Recall that in the Dirac bra-ket notation $\langle \phi |=|\phi\rangle^{\dagger}$ and $\langle \phi |\hat{A}=(\hat{A}^{\dagger}|\phi\rangle)^{\dagger}$, so what OP calls associativity $(\langle \phi |\hat{A})|\psi\rangle=\langle \phi |(\hat{A}|\psi\rangle)$ is really the defining property of the adjoint operator $\hat{A}^{\dagger}$.

Similarly, the associativity $(\langle \phi |\hat{A})\hat{B}=\langle \phi |(\hat{A}\hat{B})$ is equivalent to the rule $(\hat{A}\hat{B})^{\dagger}=\hat{B}^{\dagger}\hat{A}^{\dagger}$.

See also this related Phys.SE post. For the existence of the adjoint operator for an antilinear operator, see this Phys.SE post.

Answer 2

Does $(\langle{\phi}\vert \hat{A})\vert \psi \rangle=\langle{\phi}\vert (\hat{A}\vert \psi \rangle)$ hold for linear operators? Yes it does. A simple way to convince yourself is to think in terms of vectors, forms and matrices and use a simple example like this:

$\begin{pmatrix} 1 & 0 \end{pmatrix} \begin{pmatrix} 1 & -1 \\ 2 & 0 \end{pmatrix} \begin{pmatrix} 3 \\ -1 \end{pmatrix}= \begin{pmatrix} 1 & -1 \end{pmatrix} \begin{pmatrix} 3 \\ -1 \end{pmatrix}= 4$

Or

$\begin{pmatrix} 1 & 0 \end{pmatrix} \begin{pmatrix} 1 & -1 \\ 2 & 0 \end{pmatrix} \begin{pmatrix} 3 \\ -1 \end{pmatrix}= \begin{pmatrix} 1 & 0 \end{pmatrix} \begin{pmatrix} 4 \\ 6 \end{pmatrix}= 4$

And of course $A=\begin{pmatrix} 1 & -1 \\ 2 & 0 \end{pmatrix}$ is a linear operator.

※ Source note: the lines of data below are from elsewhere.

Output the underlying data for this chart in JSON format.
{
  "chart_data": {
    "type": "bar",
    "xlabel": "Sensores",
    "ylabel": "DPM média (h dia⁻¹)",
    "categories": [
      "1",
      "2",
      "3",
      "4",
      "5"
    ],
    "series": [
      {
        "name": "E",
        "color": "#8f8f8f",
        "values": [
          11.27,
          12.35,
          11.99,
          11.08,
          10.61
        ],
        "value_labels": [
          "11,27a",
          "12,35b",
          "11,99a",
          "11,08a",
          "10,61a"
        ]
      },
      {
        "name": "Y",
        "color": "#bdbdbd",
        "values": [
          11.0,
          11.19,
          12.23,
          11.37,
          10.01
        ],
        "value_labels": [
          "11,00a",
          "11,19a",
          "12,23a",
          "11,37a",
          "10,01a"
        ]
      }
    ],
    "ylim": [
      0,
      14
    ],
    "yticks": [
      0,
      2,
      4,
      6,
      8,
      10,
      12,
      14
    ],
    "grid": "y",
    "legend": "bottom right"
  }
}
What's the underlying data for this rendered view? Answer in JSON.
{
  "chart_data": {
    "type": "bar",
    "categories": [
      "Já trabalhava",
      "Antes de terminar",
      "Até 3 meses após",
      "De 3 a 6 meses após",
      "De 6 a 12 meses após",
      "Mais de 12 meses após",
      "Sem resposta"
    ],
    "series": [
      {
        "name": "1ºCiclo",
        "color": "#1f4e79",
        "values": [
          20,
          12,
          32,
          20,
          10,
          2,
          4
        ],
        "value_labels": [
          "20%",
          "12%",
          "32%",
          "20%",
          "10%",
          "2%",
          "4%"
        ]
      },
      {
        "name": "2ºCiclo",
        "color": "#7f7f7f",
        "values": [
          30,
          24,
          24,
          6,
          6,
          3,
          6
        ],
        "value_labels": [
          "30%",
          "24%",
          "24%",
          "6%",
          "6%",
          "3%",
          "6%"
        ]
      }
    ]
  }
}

Conerning the sentence "how anti-linear operator commutes as such and does it matter as stated above for linear operators that the order dosent matter as such." Both linear and anti-linear operators do not commute in general. Finally let us see if $(\langle{\phi}\vert \hat{B}\vert) \psi \rangle=\langle{\phi}\vert (\hat{B}\vert \psi \rangle)$ holds for anti-linear operator $B$. Supose that $\psi$ and $\phi$ can be written as (finite) linear combination of basis vectors ${\vert i \rangle}$ of a $n$-dimensional Hilbert space with complex coeficients i.e $\vert\psi\rangle=\displaystyle\sum_{i=1}^n c_i \vert i\rangle$ and $\vert\phi\rangle=\displaystyle\sum_{j=1}^n d_j \vert j\rangle$. Then we have: $(\langle{\phi}\vert \hat{B})\vert \psi \rangle=\left(\displaystyle\sum_{j=1}^n \langle j\vert d_j^* B\right)\displaystyle\sum_{i=1}^n c_i \vert i\rangle= \displaystyle\sum_{i=1}^n\displaystyle\sum_{j=1}^n c_id_j \langle j\vert B \vert i\rangle$. On the other hand: $\langle{\phi}\vert (\hat{B}\vert \psi \rangle)=\displaystyle\sum_{j=1}^n \langle j\vert d_j^* \left(B\displaystyle\sum_{i=1}^n c_i \vert i\rangle\right)= \displaystyle\sum_{i=1}^n\displaystyle\sum_{j=1}^n c_i^*d_j^* \langle j\vert B \vert i \rangle$. So in general the answer is no.